I made some minor modifications by moving the ixgbe_init_shared_code(hw) 
position before the secondary processes.
While this brought about some changes, there still occurred a core dump.
I suspect there might be other issues or that such modification might not be 
appropriate.

[root@xc03-compute3 /]# /dpdk/app/dpdk-dumpcap -i :18:00.0
mlx5_net: Cannot attach mlx5 shared data
mlx5_net: Unable to init PMD global data: No such file or directory
mlx5_common: Failed to load driver mlx5_eth
EAL: Requested device :3b:00.0 cannot be used
mlx5_net: Cannot attach mlx5 shared data
mlx5_net: Unable to init PMD global data: No such file or directory
mlx5_common: Failed to load driver mlx5_eth
EAL: Requested device :3b:00.1 cannot be used
File: /tmp/dpdk-dumpcap_0_:18:00.0_20240314091910.pcapng
Capturing on ':18:00.0'
Packets captured: 2 Primary process is no longer active, exiting...
EAL: Fail to recv reply for request /var/run/dpdk/rte/mp_socket:mp_pdump
pdump_prepare_client_request(): client request for pdump enable/disable failed
Floating point exception (core dumped)

diff --git a/drivers/net/ixgbe/ixgbe_ethdev.c b/drivers/net/ixgbe/ixgbe_ethdev.c
index 
d6cf00317e77b64f9822c155115f388ae62241eb..0bf885d7eaba3689fb9b98cdcaa6a928aa787985
 100644
--- a/drivers/net/ixgbe/ixgbe_ethdev.c
+++ b/drivers/net/ixgbe/ixgbe_ethdev.c
@@ -1104,6 +1104,24 @@ eth_ixgbe_dev_init(struct rte_eth_dev *eth_dev, void 
*init_params __rte_unused)
eth_dev->tx_pkt_burst = &ixgbe_xmit_pkts;
eth_dev->tx_pkt_prepare = &ixgbe_prep_pkts;
 
+   /* Vendor and Device ID need to be set before init of shared code */
+   hw->device_id = pci_dev->id.device_id;
+   hw->vendor_id = pci_dev->id.vendor_id;
+   hw->hw_addr = (void *)pci_dev->mem_resource[0].addr;
+   hw->allow_unsupported_sfp = 1;
+
+   /* Initialize the shared code (base driver) */
+#ifdef RTE_LIBRTE_IXGBE_BYPASS
+   diag = ixgbe_bypass_init_shared_code(hw);
+#else
+   diag = ixgbe_init_shared_code(hw);
+#endif /* RTE_LIBRTE_IXGBE_BYPASS */
+
+   if (diag != IXGBE_SUCCESS) {
+   PMD_INIT_LOG(ERR, "Shared code init failed: %d", diag);
+   return -EIO;
+   }
+
/*
 * For secondary processes, we don't initialise any further as primary
 * has already done this work.
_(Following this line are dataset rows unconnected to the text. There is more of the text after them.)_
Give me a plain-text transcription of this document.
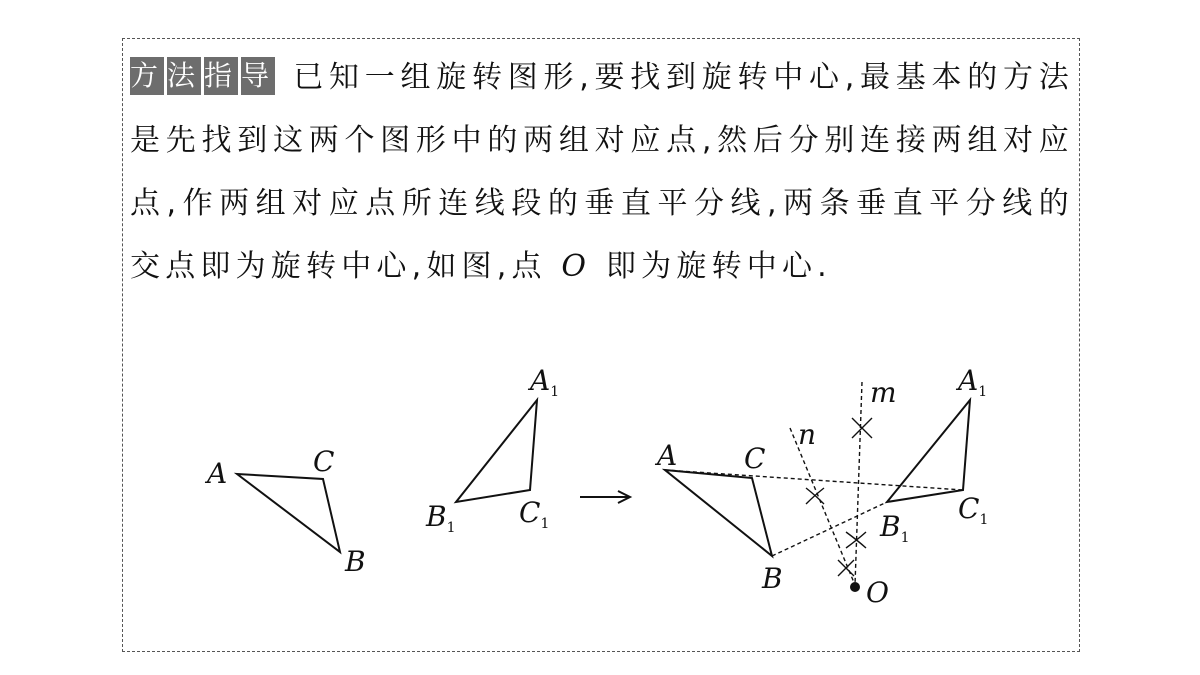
方 法 指 导 已知一组旋转图形,要找到旋转中心,最基本的方法是先找到这两个图形中的两组对应点,然后分别连接两组对应点,作两组对应点所连线段的垂直平分线,两条垂直平分线的交点即为旋转中心,如图,点 O 即为旋转中心.
A	C
B
$A_1$
$B_1$ $C_1$
A C
B
$A_1$
$B_1$
$C_1$
m
n
O
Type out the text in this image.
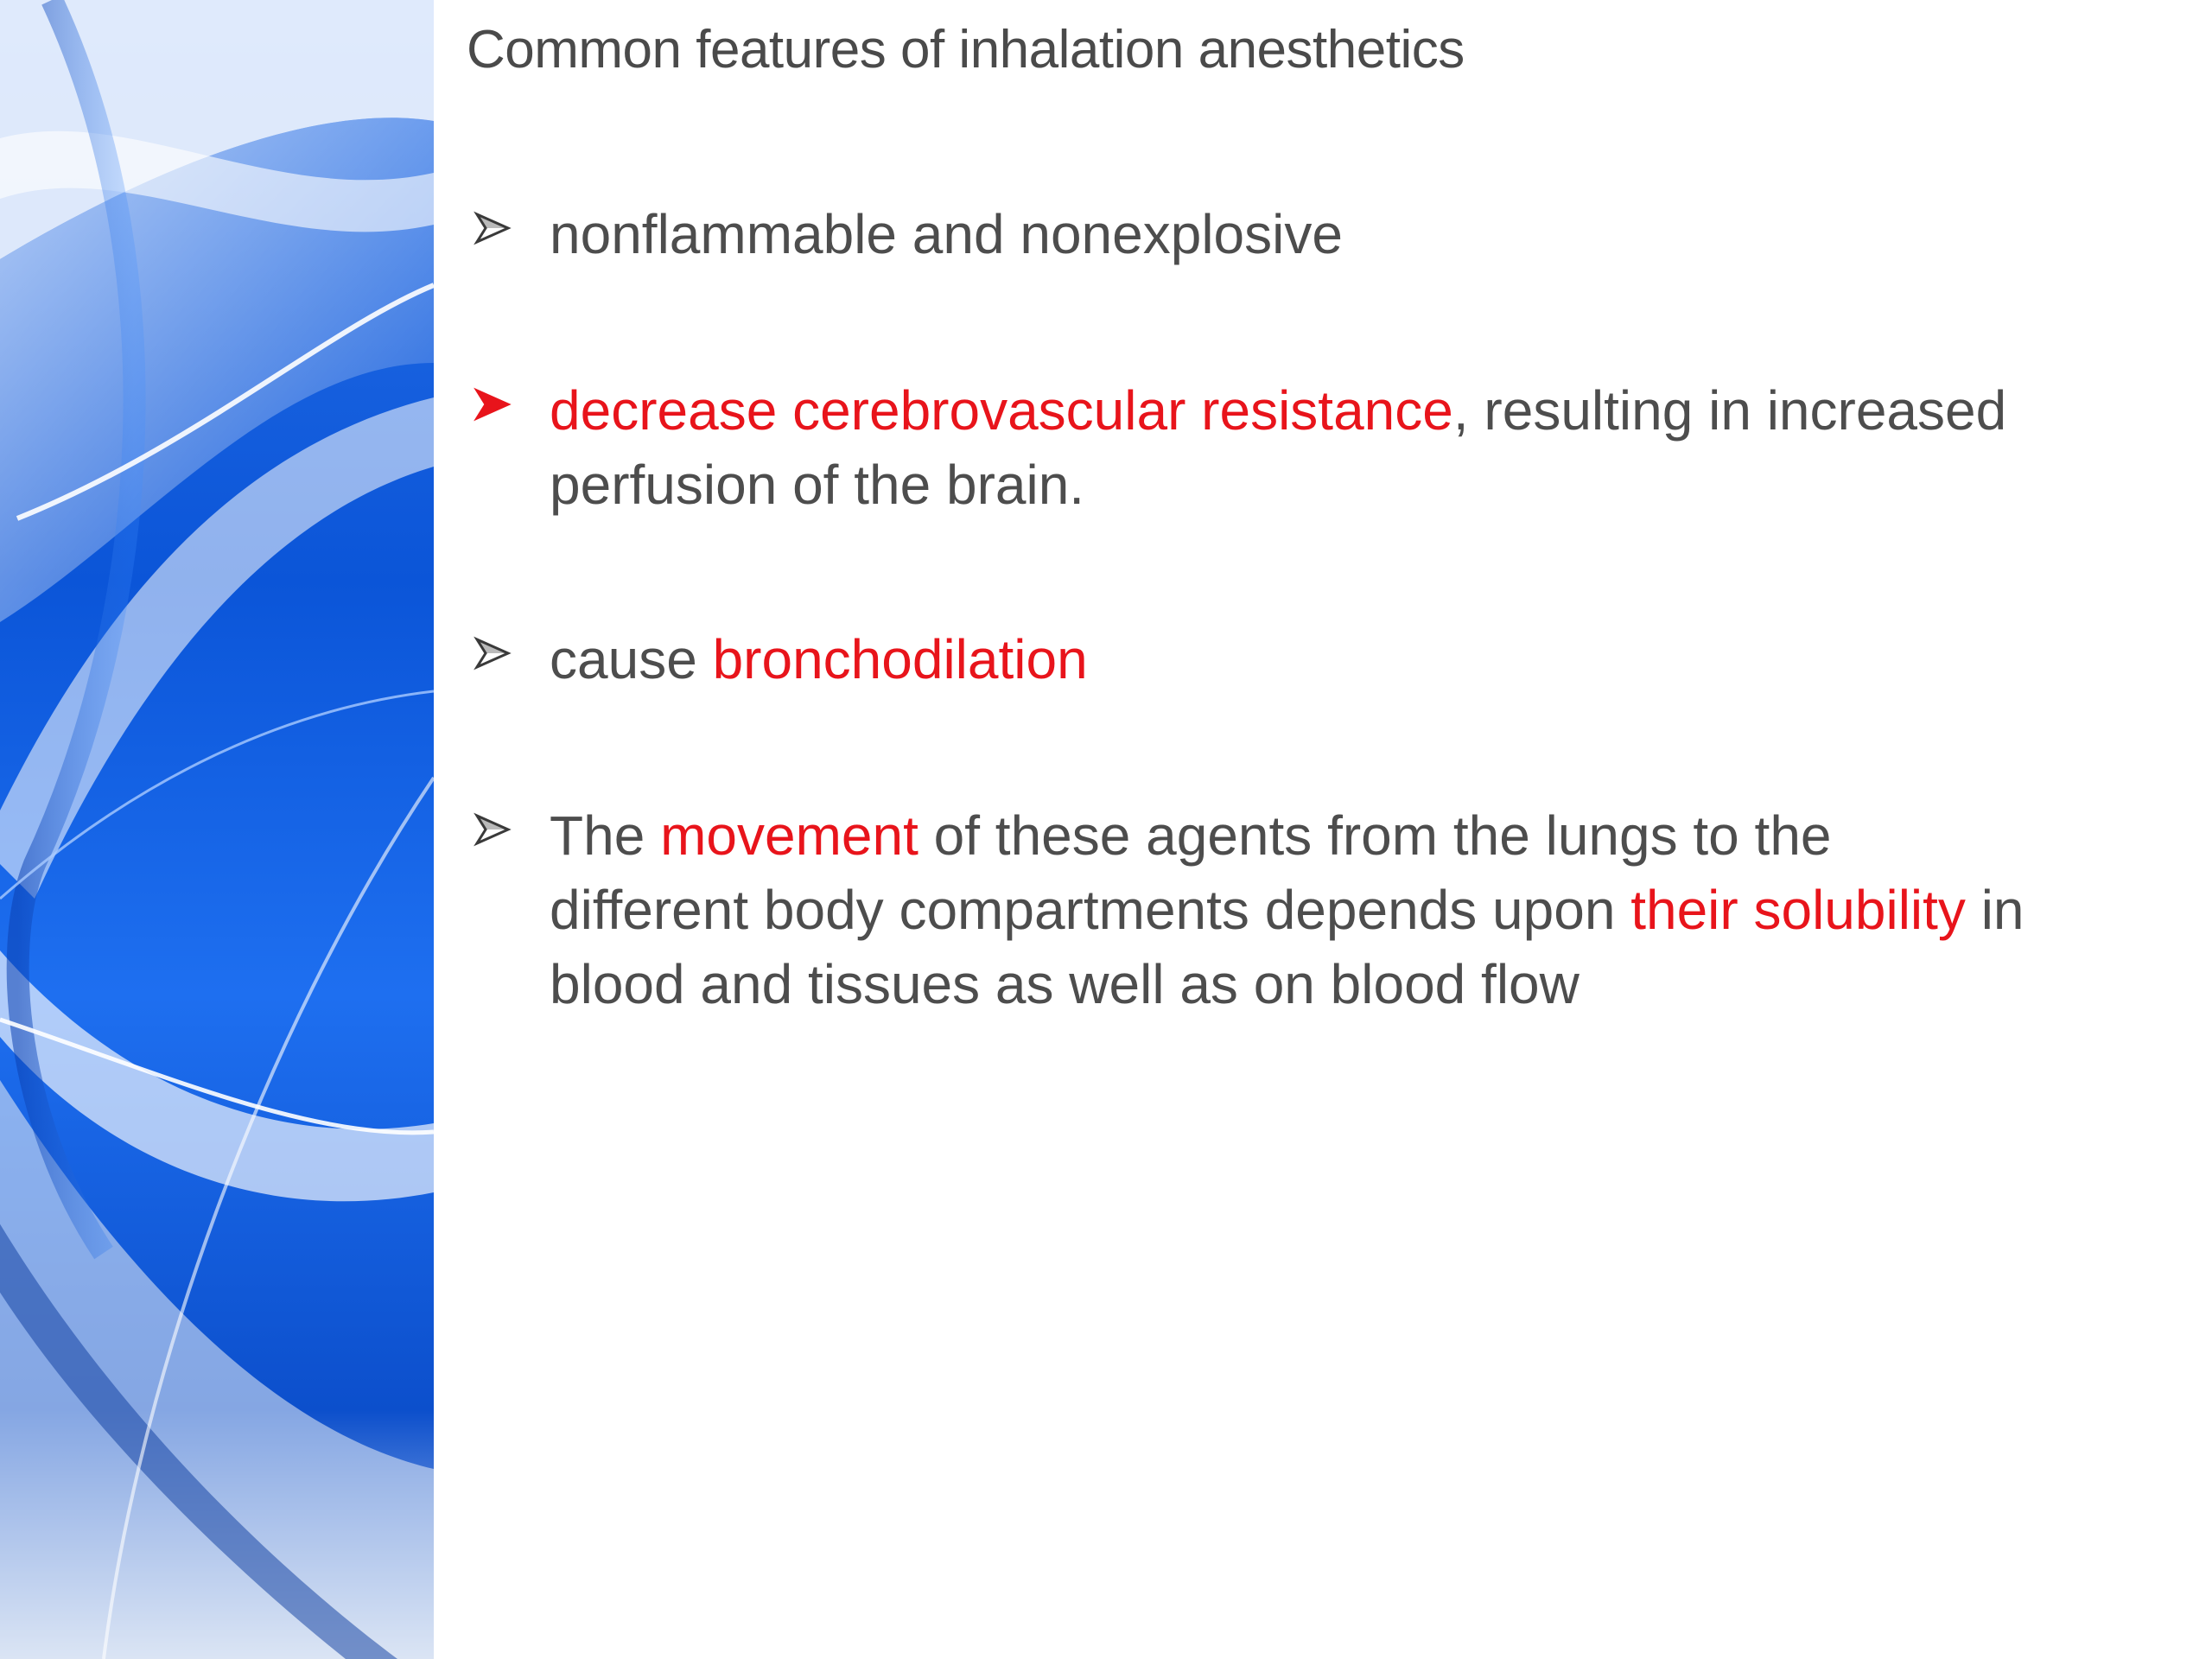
Common features of inhalation anesthetics
nonflammable and nonexplosive
decrease cerebrovascular resistance, resulting in increased
perfusion of the brain.
cause bronchodilation
The movement of these agents from the lungs to the
different body compartments depends upon their solubility in
blood and tissues as well as on blood flow
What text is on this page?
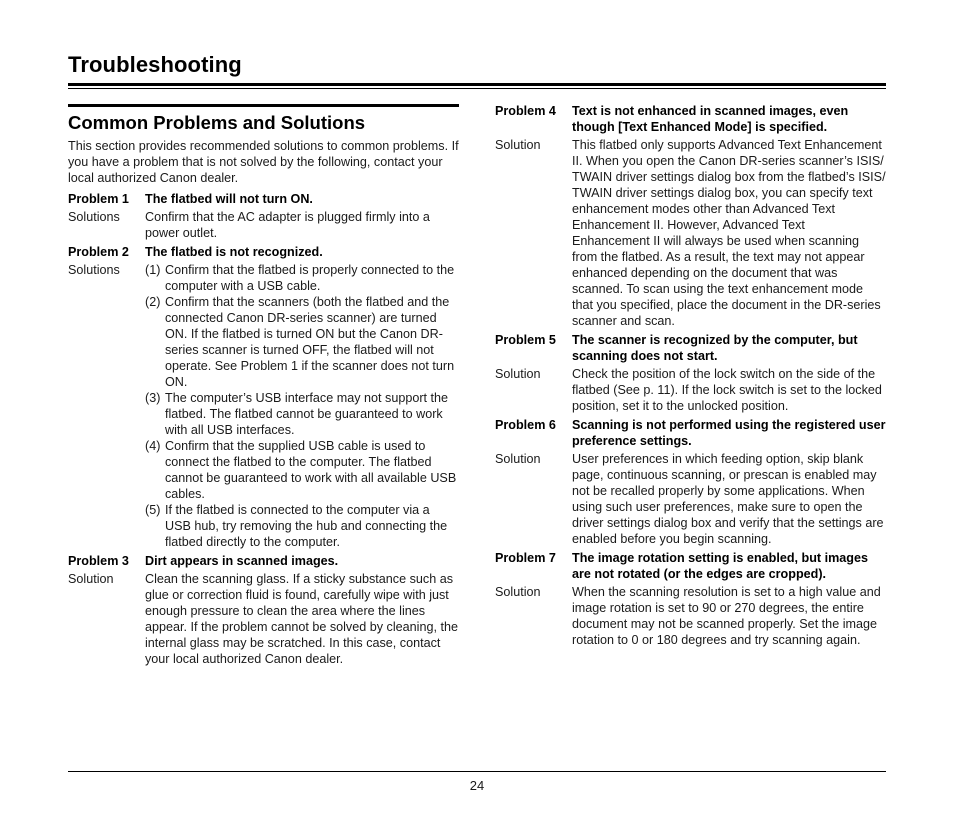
Troubleshooting
Common Problems and Solutions

This section provides recommended solutions to common problems. If you have a problem that is not solved by the following, contact your local authorized Canon dealer.

Problem 1	The flatbed will not turn ON.
Solutions	Confirm that the AC adapter is plugged firmly into a power outlet.
Problem 2	The flatbed is not recognized.
Solutions	(1) Confirm that the flatbed is properly connected to the computer with a USB cable.
(2) Confirm that the scanners (both the flatbed and the connected Canon DR-series scanner) are turned ON. If the flatbed is turned ON but the Canon DR-series scanner is turned OFF, the flatbed will not operate. See Problem 1 if the scanner does not turn ON.
(3) The computer’s USB interface may not support the flatbed. The flatbed cannot be guaranteed to work with all USB interfaces.
(4) Confirm that the supplied USB cable is used to connect the flatbed to the computer. The flatbed cannot be guaranteed to work with all available USB cables.
(5) If the flatbed is connected to the computer via a USB hub, try removing the hub and connecting the flatbed directly to the computer.
Problem 3	Dirt appears in scanned images.
Solution	Clean the scanning glass. If a sticky substance such as glue or correction fluid is found, carefully wipe with just enough pressure to clean the area where the lines appear. If the problem cannot be solved by cleaning, the internal glass may be scratched. In this case, contact your local authorized Canon dealer.
Problem 4	Text is not enhanced in scanned images, even though [Text Enhanced Mode] is specified.
Solution	This flatbed only supports Advanced Text Enhancement II. When you open the Canon DR-series scanner’s ISIS/ TWAIN driver settings dialog box from the flatbed’s ISIS/ TWAIN driver settings dialog box, you can specify text enhancement modes other than Advanced Text Enhancement II. However, Advanced Text Enhancement II will always be used when scanning from the flatbed. As a result, the text may not appear enhanced depending on the document that was scanned. To scan using the text enhancement mode that you specified, place the document in the DR-series scanner and scan.
Problem 5	The scanner is recognized by the computer, but scanning does not start.
Solution	Check the position of the lock switch on the side of the flatbed (See p. 11). If the lock switch is set to the locked position, set it to the unlocked position.
Problem 6	Scanning is not performed using the registered user preference settings.
Solution	User preferences in which feeding option, skip blank page, continuous scanning, or prescan is enabled may not be recalled properly by some applications. When using such user preferences, make sure to open the driver settings dialog box and verify that the settings are enabled before you begin scanning.
Problem 7	The image rotation setting is enabled, but images are not rotated (or the edges are cropped).
Solution	When the scanning resolution is set to a high value and image rotation is set to 90 or 270 degrees, the entire document may not be scanned properly. Set the image rotation to 0 or 180 degrees and try scanning again.
24
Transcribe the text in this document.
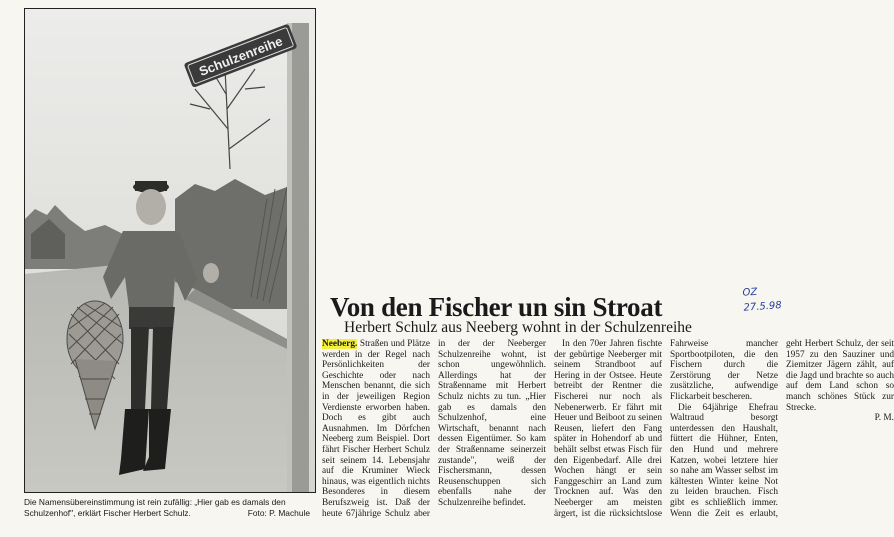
Schulzenreihe
Die Namensübereinstimmung ist rein zufällig: „Hier gab es damals den Schulzenhof", erklärt Fischer Herbert Schulz.	Foto: P. Machule
OZ
27.5.98
Von den Fischer un sin Stroat
Herbert Schulz aus Neeberg wohnt in der Schulzenreihe

Neeberg. Straßen und Plätze werden in der Regel nach Persönlichkeiten der Geschichte oder nach Menschen benannt, die sich in der jeweiligen Region Verdienste erworben haben. Doch es gibt auch Ausnahmen. Im Dörfchen Neeberg zum Beispiel. Dort fährt Fischer Herbert Schulz seit seinem 14. Lebensjahr auf die Kruminer Wieck hinaus, was eigentlich nichts Besonderes in diesem Berufszweig ist. Daß der heute 67jährige Schulz aber in der der Neeberger Schulzenreihe wohnt, ist schon ungewöhnlich. Allerdings hat der Straßenname mit Herbert Schulz nichts zu tun. „Hier gab es damals den Schulzenhof, eine Wirtschaft, benannt nach dessen Eigentümer. So kam der Straßenname seinerzeit zustande", weiß der Fischersmann, dessen Reusenschuppen sich ebenfalls nahe der Schulzenreihe befindet.

In den 70er Jahren fischte der gebürtige Neeberger mit seinem Strandboot auf Hering in der Ostsee. Heute betreibt der Rentner die Fischerei nur noch als Nebenerwerb. Er fährt mit Heuer und Beiboot zu seinen Reusen, liefert den Fang später in Hohendorf ab und behält selbst etwas Fisch für den Eigenbedarf. Alle drei Wochen hängt er sein Fanggeschirr an Land zum Trocknen auf. Was den Neeberger am meisten ärgert, ist die rücksichtslose Fahrweise mancher Sportbootpiloten, die den Fischern durch die Zerstörung der Netze zusätzliche, aufwendige Flickarbeit bescheren.

Die 64jährige Ehefrau Waltraud besorgt unterdessen den Haushalt, füttert die Hühner, Enten, den Hund und mehrere Katzen, wobei letztere hier so nahe am Wasser selbst im kältesten Winter keine Not zu leiden brauchen. Fisch gibt es schließlich immer. Wenn die Zeit es erlaubt, geht Herbert Schulz, der seit 1957 zu den Sauziner und Ziemitzer Jägern zählt, auf die Jagd und brachte so auch auf dem Land schon so manch schönes Stück zur Strecke.

P. M.
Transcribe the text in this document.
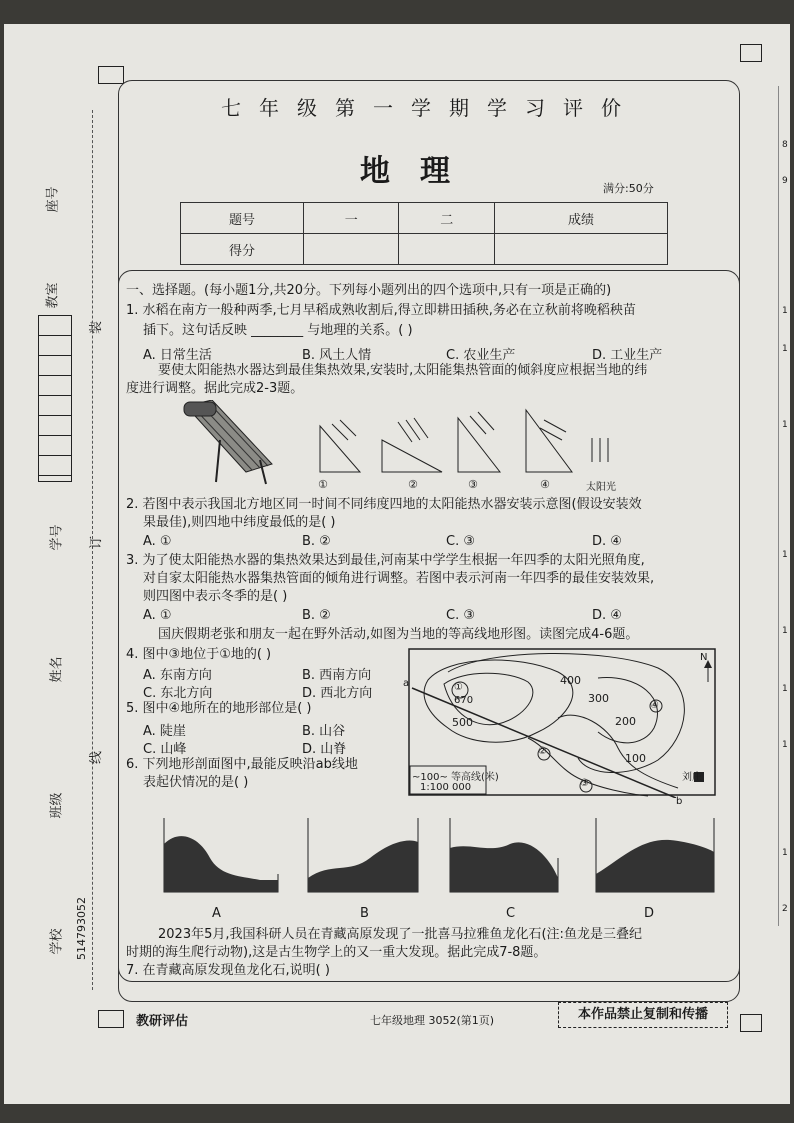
座号
教室
装
学号	订
姓名
线
班级
学校 514793052
七年级第一学期学习评价
地理	满分:50分
题号	一	二	成绩
得分			
一、选择题。(每小题1分,共20分。下列每小题列出的四个选项中,只有一项是正确的)
1. 水稻在南方一般种两季,七月早稻成熟收割后,得立即耕田插秧,务必在立秋前将晚稻秧苗
插下。这句话反映 ________ 与地理的关系。( )
A. 日常生活	B. 风土人情	C. 农业生产	D. 工业生产
要使太阳能热水器达到最佳集热效果,安装时,太阳能集热管面的倾斜度应根据当地的纬
度进行调整。据此完成2-3题。
①	②	③	④	太阳光
2. 若图中表示我国北方地区同一时间不同纬度四地的太阳能热水器安装示意图(假设安装效
果最佳),则四地中纬度最低的是( )
A. ①	B. ②	C. ③	D. ④
3. 为了使太阳能热水器的集热效果达到最佳,河南某中学学生根据一年四季的太阳光照角度,
对自家太阳能热水器集热管面的倾角进行调整。若图中表示河南一年四季的最佳安装效果,
则四图中表示冬季的是( )
A. ①	B. ②	C. ③	D. ④
国庆假期老张和朋友一起在野外活动,如图为当地的等高线地形图。读图完成4-6题。
4. 图中③地位于①地的( )
A. 东南方向	B. 西南方向
C. 东北方向	D. 西北方向
5. 图中④地所在的地形部位是( )
A. 陡崖	B. 山谷
C. 山峰	D. 山脊
6. 下列地形剖面图中,最能反映沿ab线地
表起伏情况的是( )
①
670
400
300
200
500
100
②
③
④
N
a
b
~100~ 等高线(米)
1:100 000
刘庄
A	B	C	D
2023年5月,我国科研人员在青藏高原发现了一批喜马拉雅鱼龙化石(注:鱼龙是三叠纪
时期的海生爬行动物),这是古生物学上的又一重大发现。据此完成7-8题。
7. 在青藏高原发现鱼龙化石,说明( )
教研评估	七年级地理 3052(第1页)	本作品禁止复制和传播
8
9
1
1
1
1
1
1
1
1
2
Only check we don't need a different
@@ -1135,24 +1153,6 @@ eth_ixgbe_dev_init(struct rte_eth_dev *eth_dev, void 
*init_params __rte_unused)
rte_eth_copy_pci_info(eth_dev, pci_dev);
eth_dev->data->dev_flags |= RTE_ETH_DEV_AUTOFILL_QUEUE_XSTATS;
 
-   /* Vendor and Device ID need to be set before init of shared code */
-   hw->device_id = pci_dev->id.device_id;
-   hw->vendor_id = pci_dev->id.vendor_id;
-   hw->hw_addr = (void *)pci_dev->mem_resource[0].addr;
-   hw->allow_unsupported_sfp = 1;
-
-   /* Initialize the shared code (base driver) */
-#ifdef RTE_LIBRTE_IXGBE_BYPASS
-   diag = ixgbe_bypass_init_shared_code(hw);
-#else
-   diag = ixgbe_init_shared_code(hw);
-#endif /* RTE_LIBRTE_IXGBE_BYPASS */
-
-   if (diag != IXGBE_SUCCESS) {
-   PMD_INIT_LOG(ERR, "Shared code init failed: %d", diag);
-   return -EIO;
-   }
-
if (hw->mac.ops.fw_recovery_mode && hw->mac.ops.fw_recovery_mode(hw)) {
PMD_INIT_LOG(ERR, "\nERROR: "
"Firmware recovery mode detected. Limiting 
functionality.\n"


Additionally, I'm using a debug build, but the printed call stack still doesn't 
feel clear enough, which is quite strange. 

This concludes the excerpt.